Detta är en avhandling från Stockholm : Department of Psychology, Stockholm University

Sammanfattning: The use of various types of individualized pay setting has increased dramatically in Sweden. In order for individualized pay to work as an incentive, the pay system has to be perceived as fair. This thesis focuses on the various subjective perceptions that arise in relation to individualized pay setting, since such perceptions may have consequences for employee attitudes and behavior. Using survey data from Swedish human service workers (Study I and II) as well as other public employees (Study III), the general aim was to shed more light on employees’ pay attitudes and fairness perceptions in connection with individualized pay setting.

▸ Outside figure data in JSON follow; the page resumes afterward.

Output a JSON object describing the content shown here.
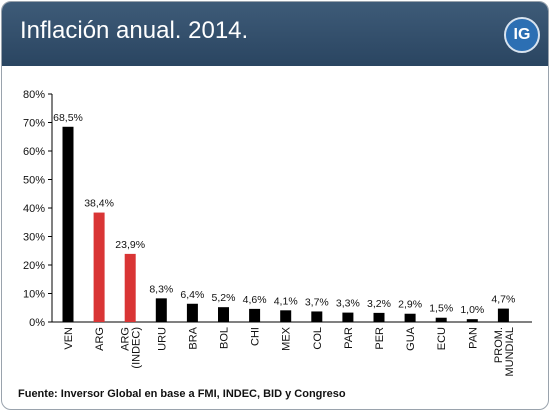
{
  "header": {
    "title": "Inflación anual. 2014.",
    "logo_text": "IG"
  },
  "colors": {
    "header_background": "#344f6b",
    "bar_default": "#000000",
    "bar_highlight": "#d93535"
  },
  "footer": {
    "source": "Fuente: Inversor Global en base a FMI, INDEC, BID y Congreso"
  },
  "chart_data": {
    "type": "bar",
    "categories": [
      "VEN",
      "ARG",
      "ARG (INDEC)",
      "URU",
      "BRA",
      "BOL",
      "CHI",
      "MEX",
      "COL",
      "PAR",
      "PER",
      "GUA",
      "ECU",
      "PAN",
      "PROM. MUNDIAL"
    ],
    "category_lines": [
      [
        "VEN"
      ],
      [
        "ARG"
      ],
      [
        "ARG",
        "(INDEC)"
      ],
      [
        "URU"
      ],
      [
        "BRA"
      ],
      [
        "BOL"
      ],
      [
        "CHI"
      ],
      [
        "MEX"
      ],
      [
        "COL"
      ],
      [
        "PAR"
      ],
      [
        "PER"
      ],
      [
        "GUA"
      ],
      [
        "ECU"
      ],
      [
        "PAN"
      ],
      [
        "PROM.",
        "MUNDIAL"
      ]
    ],
    "values": [
      68.5,
      38.4,
      23.9,
      8.3,
      6.4,
      5.2,
      4.6,
      4.1,
      3.7,
      3.3,
      3.2,
      2.9,
      1.5,
      1.0,
      4.7
    ],
    "value_labels": [
      "68,5%",
      "38,4%",
      "23,9%",
      "8,3%",
      "6,4%",
      "5,2%",
      "4,6%",
      "4,1%",
      "3,7%",
      "3,3%",
      "3,2%",
      "2,9%",
      "1,5%",
      "1,0%",
      "4,7%"
    ],
    "highlight": [
      "ARG",
      "ARG (INDEC)"
    ],
    "ylim": [
      0,
      80
    ],
    "yticks": [
      0,
      10,
      20,
      30,
      40,
      50,
      60,
      70,
      80
    ],
    "ytick_labels": [
      "0%",
      "10%",
      "20%",
      "30%",
      "40%",
      "50%",
      "60%",
      "70%",
      "80%"
    ],
    "grid": false,
    "legend": false,
    "xlabel": "",
    "ylabel": ""
  }
}
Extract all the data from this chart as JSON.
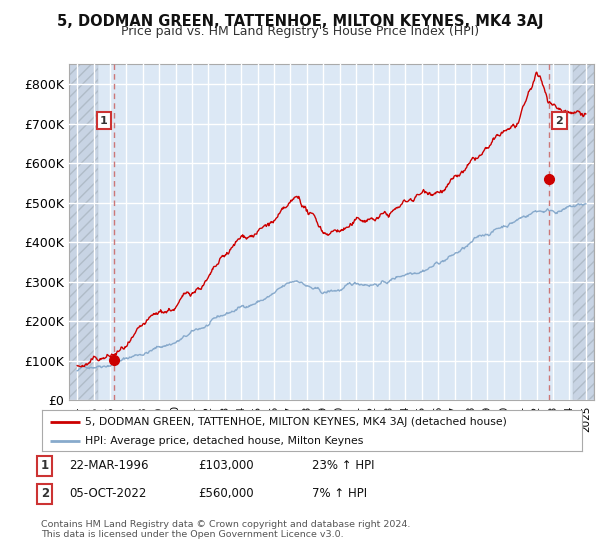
{
  "title": "5, DODMAN GREEN, TATTENHOE, MILTON KEYNES, MK4 3AJ",
  "subtitle": "Price paid vs. HM Land Registry's House Price Index (HPI)",
  "ylim": [
    0,
    850000
  ],
  "yticks": [
    0,
    100000,
    200000,
    300000,
    400000,
    500000,
    600000,
    700000,
    800000
  ],
  "xlim_start": 1993.5,
  "xlim_end": 2025.5,
  "hatch_left_end": 1995.25,
  "hatch_right_start": 2024.25,
  "marker1_x": 1996.22,
  "marker1_y": 103000,
  "marker2_x": 2022.76,
  "marker2_y": 560000,
  "annotation1_label": "1",
  "annotation2_label": "2",
  "legend_line1": "5, DODMAN GREEN, TATTENHOE, MILTON KEYNES, MK4 3AJ (detached house)",
  "legend_line2": "HPI: Average price, detached house, Milton Keynes",
  "note1_label": "1",
  "note1_date": "22-MAR-1996",
  "note1_price": "£103,000",
  "note1_hpi": "23% ↑ HPI",
  "note2_label": "2",
  "note2_date": "05-OCT-2022",
  "note2_price": "£560,000",
  "note2_hpi": "7% ↑ HPI",
  "footer": "Contains HM Land Registry data © Crown copyright and database right 2024.\nThis data is licensed under the Open Government Licence v3.0.",
  "bg_color": "#dce8f5",
  "hatch_color": "#c8d4e4",
  "grid_color": "#ffffff",
  "line_color_red": "#cc0000",
  "line_color_blue": "#88aacc",
  "dashed_color": "#cc7777",
  "anno_box_color": "#cc3333"
}
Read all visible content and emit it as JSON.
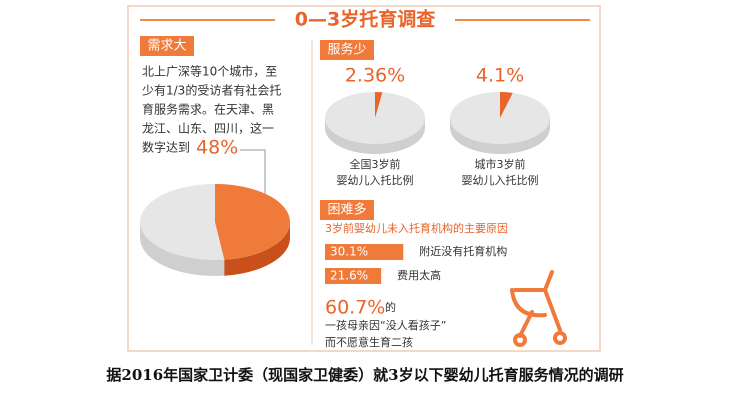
{
  "title": "0—3岁托育调查",
  "demand": {
    "label": "需求大",
    "lines": [
      "北上广深等10个城市，至",
      "少有1/3的受访者有社会托",
      "育服务需求。在天津、黑",
      "龙江、山东、四川，这一",
      "数字达到"
    ],
    "value": 48,
    "value_label": "48%"
  },
  "supply": {
    "label": "服务少",
    "items": [
      {
        "value": 2.36,
        "value_label": "2.36%",
        "caption": [
          "全国3岁前",
          "婴幼儿入托比例"
        ]
      },
      {
        "value": 4.1,
        "value_label": "4.1%",
        "caption": [
          "城市3岁前",
          "婴幼儿入托比例"
        ]
      }
    ]
  },
  "difficulty": {
    "label": "困难多",
    "subtitle": "3岁前婴幼儿未入托育机构的主要原因",
    "bars": [
      {
        "value": 30.1,
        "value_label": "30.1%",
        "reason": "附近没有托育机构"
      },
      {
        "value": 21.6,
        "value_label": "21.6%",
        "reason": "费用太高"
      }
    ],
    "highlight": {
      "value": 60.7,
      "value_label": "60.7%",
      "lines": [
        "的",
        "一孩母亲因“没人看孩子”",
        "而不愿意生育二孩"
      ]
    }
  },
  "footer": "据2016年国家卫计委（现国家卫健委）就3岁以下婴幼儿托育服务情况的调研"
}
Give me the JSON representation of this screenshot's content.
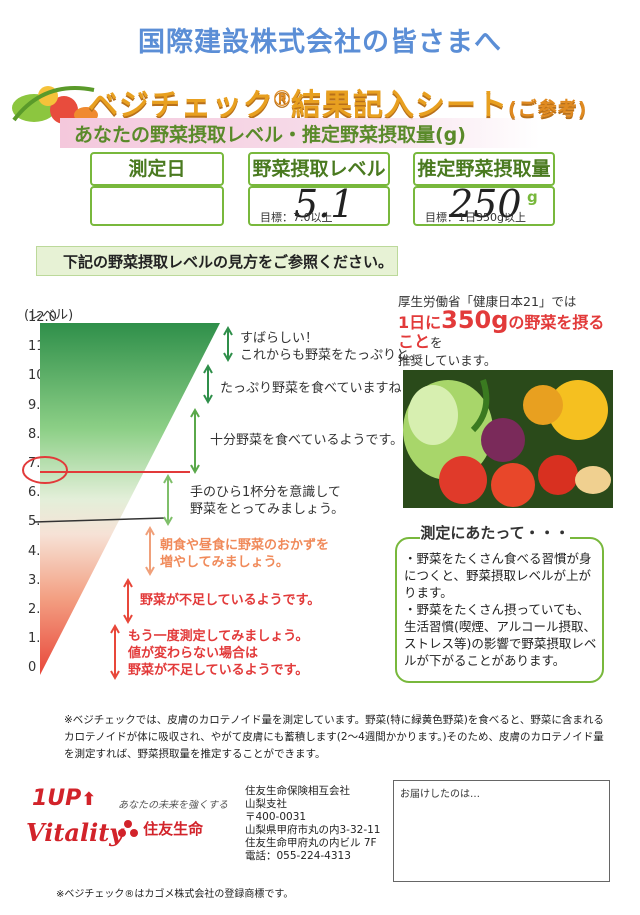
{
  "header": {
    "company": "国際建設株式会社の皆さまへ",
    "title_main": "ベジチェック",
    "title_reg": "Ⓡ",
    "title_rest": "結果記入シート",
    "title_ref": "(ご参考)",
    "subtitle": "あなたの野菜摂取レベル・推定野菜摂取量(g)"
  },
  "result": {
    "date_label": "測定日",
    "date_value": "",
    "level_label": "野菜摂取レベル",
    "level_value": "5.1",
    "level_target": "目標：7.0以上",
    "amount_label": "推定野菜摂取量",
    "amount_value": "250",
    "amount_unit": "g",
    "amount_target": "目標：1日350g以上"
  },
  "guide": {
    "banner": "下記の野菜摂取レベルの見方をご参照ください。",
    "axis_unit": "(レベル)",
    "levels": [
      "12.0",
      "11.0",
      "10.0",
      "9.0",
      "8.0",
      "7.0",
      "6.0",
      "5.0",
      "4.0",
      "3.0",
      "2.0",
      "1.0",
      "0"
    ],
    "messages": [
      {
        "lines": [
          "すばらしい！",
          "これからも野菜をたっぷりと。"
        ],
        "color": "#333333"
      },
      {
        "lines": [
          "たっぷり野菜を食べていますね！"
        ],
        "color": "#333333"
      },
      {
        "lines": [
          "十分野菜を食べているようです。"
        ],
        "color": "#333333"
      },
      {
        "lines": [
          "手のひら1杯分を意識して",
          "野菜をとってみましょう。"
        ],
        "color": "#333333"
      },
      {
        "lines": [
          "朝食や昼食に野菜のおかずを",
          "増やしてみましょう。"
        ],
        "color": "#f08a5a"
      },
      {
        "lines": [
          "野菜が不足しているようです。"
        ],
        "color": "#e23a3a"
      },
      {
        "lines": [
          "もう一度測定してみましょう。",
          "値が変わらない場合は",
          "野菜が不足しているようです。"
        ],
        "color": "#e23a3a"
      }
    ]
  },
  "mhw": {
    "line1": "厚生労働省「健康日本21」では",
    "line2_a": "1日に",
    "line2_num": "350g",
    "line2_b": "の野菜を摂ること",
    "line2_c": "を",
    "line3": "推奨しています。"
  },
  "notes": {
    "title": "測定にあたって・・・",
    "items": [
      "・野菜をたくさん食べる習慣が身につくと、野菜摂取レベルが上がります。",
      "・野菜をたくさん摂っていても、生活習慣(喫煙、アルコール摂取、ストレス等)の影響で野菜摂取レベルが下がることがあります。"
    ]
  },
  "footnote": "※ベジチェックでは、皮膚のカロテノイド量を測定しています。野菜(特に緑黄色野菜)を食べると、野菜に含まれるカロテノイドが体に吸収され、やがて皮膚にも蓄積します(2～4週間かかります。)そのため、皮膚のカロテノイド量を測定すれば、野菜摂取量を推定することができます。",
  "branding": {
    "oneup": "1UP",
    "vitality": "Vitality",
    "tagline": "あなたの未来を強くする",
    "sumitomo": "住友生命"
  },
  "address": {
    "lines": [
      "住友生命保険相互会社",
      "山梨支社",
      "〒400-0031",
      "山梨県甲府市丸の内3-32-11",
      "住友生命甲府丸の内ビル 7F",
      "電話：055-224-4313"
    ]
  },
  "delivery": {
    "label": "お届けしたのは…"
  },
  "trademark": "※ベジチェック®はカゴメ株式会社の登録商標です。",
  "colors": {
    "green": "#78b83c",
    "orange": "#e8a020",
    "blue": "#5b8ed6",
    "red": "#e23a3a"
  }
}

Study I examined some of the explanatory factors behind employee pay attitudes. The results showed that perceiving a clear connection between work results and pay, and perceiving a sound working climate, were both related to more positive attitudes towards the pay distribution process. Study II examined factors potentially associated with pay-related justice perceptions. The results demonstrated that perceptions of having sufficient feedback, proper information on pay criteria, gender equality, and lower workloads were connected with more favorable views of pay justice. Pay justice perceptions, in turn, appeared only to be marginally connected with employees’ work-related attitudes and behavior. Study III investigated whether women’s and men’s perceptions of the individualized pay-setting process differed. The results showed that both genders had a similar awareness of the organizational policies and goals. The women, however, reported much lower levels of pay-related gender equality than the men and perceived that men, overall, benefited more from individualized pay setting. In conclusion, employees’ perceptions of a well-functioning working climate, apparent links between work effort and pay, as well as perceived equal opportunities contribute to individualized pay systems being viewed as more fair.